Regarding the tax holiday on upgradation, the letter said that under clause 126 B (b) of second schedule of the Income Tax Ordinance, tax holiday was already available to existing refineries for the purpose of upgradation, modernisation or expansion project. It was agreed as part of draft refining policy by two sides before budget that period of tax exemption of 10 years would be mentioned in this clause for the purpose of clarity and bringing it in the line with the incentive proposed in the draft refining policy. Contrarily, the budget 2022 has proposed that the tax holiday would be applicable on upgrades to deep conversion refinery’s project of at least 100,000 barrels per day (bpd) capacity.
“This will exclude all of the existing refineries and is counter-productive to the objectives of the agreed package”, the refineries said.
Furthermore, under clause 126B of second schedule of Income Tax Ordinance, a 20 year tax holiday was already available for new deep conversion refineries and it was agreed that this will be maintained. Unfortunately, budget has proposed the tax holiday applicable to new deep conversion refineries of at least 100,000 bpd capacity would be limited to 10 years. “This will discourage the much needed foreign investment in the refining sector”, the letter said.

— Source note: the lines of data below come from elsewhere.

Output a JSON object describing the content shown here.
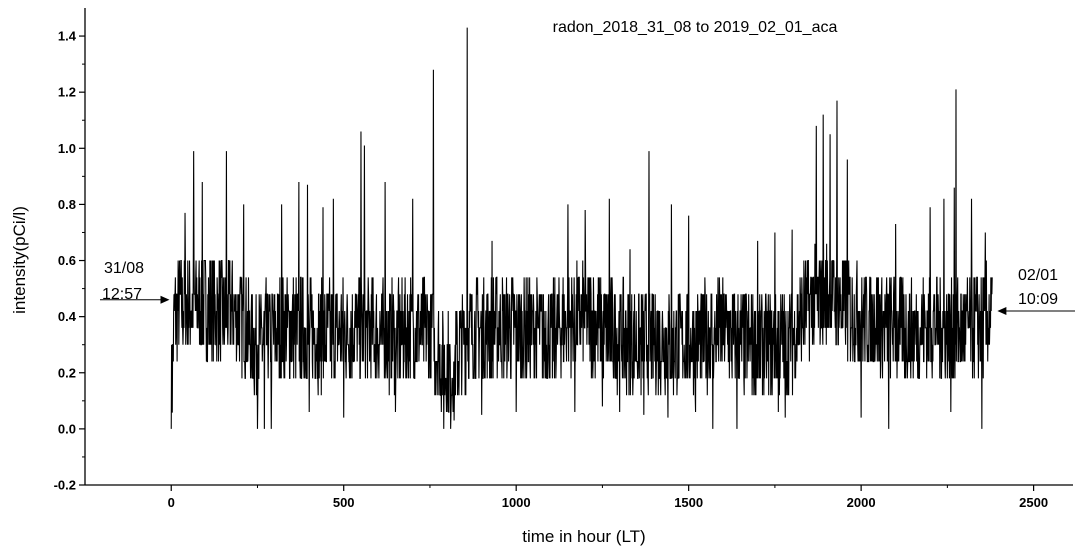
{
  "chart_data": {
    "type": "line",
    "title": "radon_2018_31_08 to 2019_02_01_aca",
    "xlabel": "time in hour (LT)",
    "ylabel": "intensity(pCi/l)",
    "xlim": [
      -250,
      2620
    ],
    "ylim": [
      -0.2,
      1.5
    ],
    "x_ticks": [
      0,
      500,
      1000,
      1500,
      2000,
      2500
    ],
    "y_ticks": [
      -0.2,
      0.0,
      0.2,
      0.4,
      0.6,
      0.8,
      1.0,
      1.2,
      1.4
    ],
    "x_range": [
      0,
      2380
    ],
    "grid": false,
    "color": "#000000",
    "series": [
      {
        "anchors": [
          [
            0,
            0.1
          ],
          [
            10,
            0.42
          ],
          [
            30,
            0.44
          ],
          [
            60,
            0.45
          ],
          [
            100,
            0.43
          ],
          [
            150,
            0.42
          ],
          [
            200,
            0.4
          ],
          [
            240,
            0.3
          ],
          [
            270,
            0.32
          ],
          [
            300,
            0.35
          ],
          [
            350,
            0.36
          ],
          [
            400,
            0.34
          ],
          [
            450,
            0.33
          ],
          [
            500,
            0.35
          ],
          [
            550,
            0.36
          ],
          [
            600,
            0.34
          ],
          [
            650,
            0.33
          ],
          [
            700,
            0.36
          ],
          [
            750,
            0.35
          ],
          [
            790,
            0.22
          ],
          [
            830,
            0.26
          ],
          [
            850,
            0.33
          ],
          [
            900,
            0.35
          ],
          [
            950,
            0.37
          ],
          [
            1000,
            0.36
          ],
          [
            1050,
            0.35
          ],
          [
            1100,
            0.32
          ],
          [
            1150,
            0.38
          ],
          [
            1200,
            0.4
          ],
          [
            1250,
            0.36
          ],
          [
            1300,
            0.33
          ],
          [
            1350,
            0.3
          ],
          [
            1400,
            0.32
          ],
          [
            1450,
            0.3
          ],
          [
            1500,
            0.32
          ],
          [
            1550,
            0.33
          ],
          [
            1600,
            0.35
          ],
          [
            1650,
            0.31
          ],
          [
            1700,
            0.3
          ],
          [
            1750,
            0.3
          ],
          [
            1800,
            0.32
          ],
          [
            1850,
            0.45
          ],
          [
            1900,
            0.48
          ],
          [
            1950,
            0.43
          ],
          [
            2000,
            0.4
          ],
          [
            2050,
            0.38
          ],
          [
            2100,
            0.36
          ],
          [
            2150,
            0.34
          ],
          [
            2200,
            0.38
          ],
          [
            2250,
            0.36
          ],
          [
            2300,
            0.35
          ],
          [
            2350,
            0.38
          ],
          [
            2380,
            0.4
          ]
        ],
        "peaks": [
          [
            40,
            0.77
          ],
          [
            65,
            0.99
          ],
          [
            90,
            0.88
          ],
          [
            160,
            0.99
          ],
          [
            210,
            0.8
          ],
          [
            320,
            0.8
          ],
          [
            370,
            0.88
          ],
          [
            395,
            0.87
          ],
          [
            440,
            0.79
          ],
          [
            470,
            0.82
          ],
          [
            550,
            1.06
          ],
          [
            560,
            1.01
          ],
          [
            620,
            0.88
          ],
          [
            700,
            0.82
          ],
          [
            760,
            1.28
          ],
          [
            858,
            1.43
          ],
          [
            930,
            0.67
          ],
          [
            1000,
            0.72
          ],
          [
            1150,
            0.8
          ],
          [
            1200,
            0.78
          ],
          [
            1270,
            0.82
          ],
          [
            1330,
            0.64
          ],
          [
            1385,
            0.99
          ],
          [
            1450,
            0.8
          ],
          [
            1500,
            0.76
          ],
          [
            1570,
            0.86
          ],
          [
            1640,
            0.9
          ],
          [
            1700,
            0.67
          ],
          [
            1750,
            0.7
          ],
          [
            1800,
            0.71
          ],
          [
            1870,
            1.08
          ],
          [
            1890,
            1.12
          ],
          [
            1910,
            1.05
          ],
          [
            1930,
            1.17
          ],
          [
            1960,
            0.96
          ],
          [
            2000,
            0.72
          ],
          [
            2100,
            0.73
          ],
          [
            2200,
            0.79
          ],
          [
            2240,
            0.82
          ],
          [
            2270,
            0.86
          ],
          [
            2275,
            1.21
          ],
          [
            2320,
            0.82
          ],
          [
            2360,
            0.7
          ]
        ],
        "troughs": [
          [
            250,
            0.0
          ],
          [
            270,
            0.0
          ],
          [
            290,
            0.0
          ],
          [
            400,
            0.06
          ],
          [
            500,
            0.04
          ],
          [
            650,
            0.06
          ],
          [
            790,
            0.0
          ],
          [
            810,
            0.0
          ],
          [
            820,
            0.03
          ],
          [
            900,
            0.05
          ],
          [
            1000,
            0.06
          ],
          [
            1170,
            0.06
          ],
          [
            1250,
            0.08
          ],
          [
            1300,
            0.06
          ],
          [
            1370,
            0.05
          ],
          [
            1440,
            0.04
          ],
          [
            1520,
            0.06
          ],
          [
            1570,
            0.0
          ],
          [
            1640,
            0.0
          ],
          [
            1760,
            0.06
          ],
          [
            1780,
            0.04
          ],
          [
            2000,
            0.04
          ],
          [
            2080,
            0.0
          ],
          [
            2260,
            0.06
          ],
          [
            2350,
            0.0
          ]
        ],
        "noise_amplitude": 0.19
      }
    ],
    "annotations": [
      {
        "line1": "31/08",
        "line2": "12:57",
        "y": 0.46,
        "direction": "right"
      },
      {
        "line1": "02/01",
        "line2": "10:09",
        "y": 0.42,
        "direction": "left"
      }
    ]
  }
}
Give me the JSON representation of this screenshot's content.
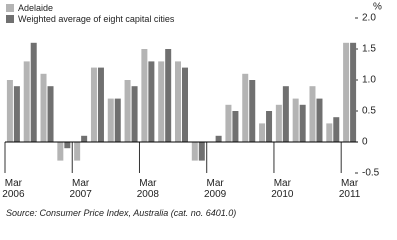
{
  "chart_data": {
    "type": "bar",
    "y_label": "%",
    "source": "Source: Consumer Price Index, Australia (cat. no. 6401.0)",
    "categories": [
      "Mar 2006",
      null,
      null,
      null,
      "Mar 2007",
      null,
      null,
      null,
      "Mar 2008",
      null,
      null,
      null,
      "Mar 2009",
      null,
      null,
      null,
      "Mar 2010",
      null,
      null,
      null,
      "Mar 2011"
    ],
    "series": [
      {
        "name": "Adelaide",
        "color": "#b4b4b4",
        "values": [
          1.0,
          1.3,
          1.1,
          -0.3,
          -0.3,
          1.2,
          0.7,
          1.0,
          1.5,
          1.3,
          1.3,
          -0.3,
          0.0,
          0.6,
          1.1,
          0.3,
          0.6,
          0.7,
          0.9,
          0.3,
          1.6
        ]
      },
      {
        "name": "Weighted average of eight capital cities",
        "color": "#707070",
        "values": [
          0.9,
          1.6,
          0.9,
          -0.1,
          0.1,
          1.2,
          0.7,
          0.9,
          1.3,
          1.5,
          1.2,
          -0.3,
          0.1,
          0.5,
          1.0,
          0.5,
          0.9,
          0.6,
          0.7,
          0.4,
          1.6
        ]
      }
    ],
    "ylim": [
      -0.5,
      2.0
    ],
    "yticks": [
      {
        "value": 2,
        "label": "2.0"
      },
      1.5,
      {
        "value": 1,
        "label": "1.0"
      },
      0.5,
      0,
      -0.5
    ],
    "legend": "top-left",
    "grid": false
  }
}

The refineries hoped the other duty and tax exemptions like custom duty and sales tax on import of plant and machinery etc agreed under incentive package, for both existing refineries’ upgradation and investment in new refineries will be notified separately at the earliest.
It is relevant to note here that a draft incentive package was prepared after extensive deliberation between the stakeholders, with the commitment of refineries for upgradation within five years to produce environmental friendly Euro-V spec products and reduce furnace oil production. After this duration, refineries will be in a position to operate at optimal capacity with technological enhancement, which will result in forex saving.
Documents available with this scribe state that the proposed tariff protection formula would contribute revenue to refineries up to 40pc only and remaining 60pc investment would be arranged by refineries at their own, about $3.5 billion total cost, for upgrading activities during the next five years.
As per estimates, the net revenues for the Federal Board of Revenue (FBR) will remain neutral due to tariff revision coupled with growing demand for petroleum products in the country.
It is pertinent to mention that the last Petroleum Policy was announced in 1997. In the past 49 years, only two refineries have been commissioned in the country due to limited incentives.
In view of discontinuation and reduction of the various incentives and pricing formulas from time to time, protection available to local refining industry has significantly eroded; coupled with low international margins, these have badly affected the profitability of refineries, causing heavy losses and thereby, putting the survival of local industry at stake and are now at the verge of closure.
The prevailing pricing mechanism for local refineries is regulated and linked with the international market with low tariff protection.
Despite various constraints, refineries kept on upgrading to produce Euro-II/Euro-III standard products. Accordingly, their survival is now at risk unless fiscal support and adequate tariff protection is urgently provided.